Cabo de chicote na imagem rubro-negra

Errar faz parte da natureza humana, ninguém pode esquecer, mas o tamanho do constrangimento é imensurável

Jogo Limpo com Rodrigo Czepak

Caso Marcelo Cabo

Ádson Batista, diretor de futebol do Atlético | Foto: Atlético GO

Diretor de futebol e vice-presidente executivo do Atlético Goianiense, Adson Batista declarou na manhã de hoje que os dirigentes iriam avaliar os estragos causados no clube a partir do desaparecimento boêmio de 35 horas do técnico Marcelo Cabo. Errar faz parte da natureza humana, ninguém pode esquecer, mas o tamanho do constrangimento é imensurável. O deslize de um profissional competente em sua vida privada transformou o “clube da família” em alvo de todos os tipos de comentários na grande imprensa e nas redes sociais.

Sem mais delongas, confira a sucessão de erros que transformou uma corriqueira aventura etílico-sexual num episódio de repercussão internacional:

Marcelo Cabo – protagonista da falta de razão ao se lançar na noite, já embriagado, sem medir as consequências. Teve 24 horas, no mínimo, para recorrer a um ombro amigo que lhe ajudasse a retomar a consciência dos fatos. Preferiu voltar no dia seguinte ao seu apartamento, no Jardim Goiás, recolher pertences e retornar ao Eros Motel. Sem pré-julgamento dos motivos para tamanha excitação, abusou da sorte;

Atlético/GO – clube causou demasiado alarde no início das investigações. Escalou representante para entrevistas com detalhes minuciosos, desencadeando o costumeiro desencontro com a investigação da Polícia Civil. Qualquer leigo perceberia que a confraternização com membros da comissão técnica na madrugada de sábado e o carro estacionado em frente ao prédio sinalizavam, na gíria popular, “sequência de balada”;

Imprensa – repórteres e comentaristas se esforçaram em destacar natureza pacata, educada e religiosa de Marcelo Cabo como garantia de que algo grave tivesse acontecido com o treinador. Se recusaram a admitir a possibilidade de falha pessoal, motivada por fatores de toda ordem. Ninguém, afinal, tem controle absoluto sobre os seus atos.

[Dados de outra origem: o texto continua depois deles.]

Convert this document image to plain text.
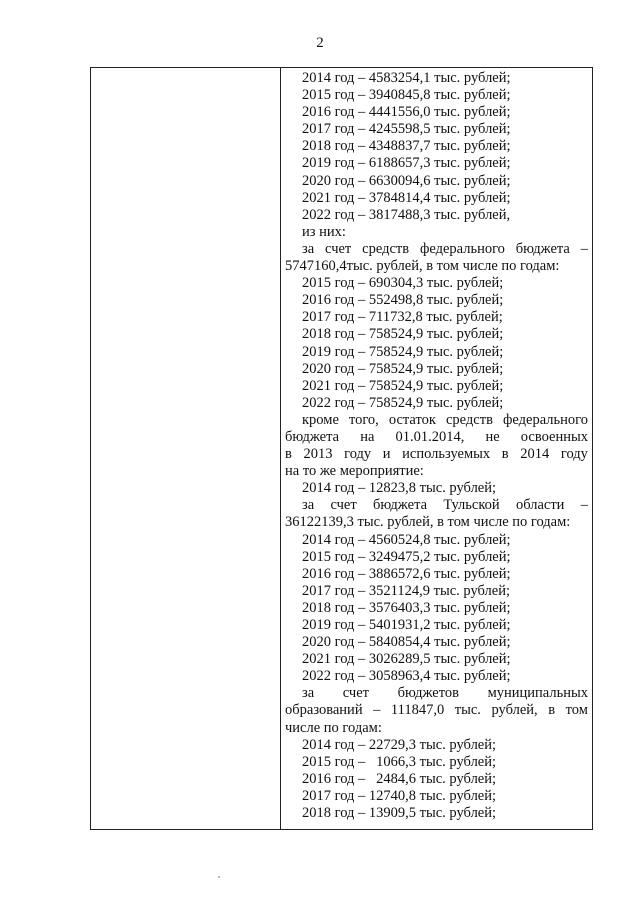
2
2014 год – 4583254,1 тыс. рублей;
2015 год – 3940845,8 тыс. рублей;
2016 год – 4441556,0 тыс. рублей;
2017 год – 4245598,5 тыс. рублей;
2018 год – 4348837,7 тыс. рублей;
2019 год – 6188657,3 тыс. рублей;
2020 год – 6630094,6 тыс. рублей;
2021 год – 3784814,4 тыс. рублей;
2022 год – 3817488,3 тыс. рублей,
из них:
за счет средств федерального бюджета –
5747160,4тыс. рублей, в том числе по годам:
2015 год – 690304,3 тыс. рублей;
2016 год – 552498,8 тыс. рублей;
2017 год – 711732,8 тыс. рублей;
2018 год – 758524,9 тыс. рублей;
2019 год – 758524,9 тыс. рублей;
2020 год – 758524,9 тыс. рублей;
2021 год – 758524,9 тыс. рублей;
2022 год – 758524,9 тыс. рублей;
кроме того, остаток средств федерального
бюджета на 01.01.2014, не освоенных
в 2013 году и используемых в 2014 году
на то же мероприятие:
2014 год – 12823,8 тыс. рублей;
за счет бюджета Тульской области –
36122139,3 тыс. рублей, в том числе по годам:
2014 год – 4560524,8 тыс. рублей;
2015 год – 3249475,2 тыс. рублей;
2016 год – 3886572,6 тыс. рублей;
2017 год – 3521124,9 тыс. рублей;
2018 год – 3576403,3 тыс. рублей;
2019 год – 5401931,2 тыс. рублей;
2020 год – 5840854,4 тыс. рублей;
2021 год – 3026289,5 тыс. рублей;
2022 год – 3058963,4 тыс. рублей;
за счет бюджетов муниципальных
образований – 111847,0 тыс. рублей, в том
числе по годам:
2014 год – 22729,3 тыс. рублей;
2015 год –   1066,3 тыс. рублей;
2016 год –   2484,6 тыс. рублей;
2017 год – 12740,8 тыс. рублей;
2018 год – 13909,5 тыс. рублей;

PM x PC – Já torrou a paciência essa “guerrinha” entre as Polícias Civil e Militar sobre qual delas demonstra maior eficiência na solução dos casos de grande repercussão pública. Marcelo Cabo, na tarde de segunda-feira, era literalmente um troféu a ser recuperado a qualquer custo, fato bastante lembrado pela Polícia Militar no início da entrevista coletiva de hoje. Os oficiais, afinal, colheram os louros tão esperados.

A iminente demissão do técnico Marcelo Cabo pode ser debitada na categoria “acidentes de percurso”. Eles não escolhem protagonista.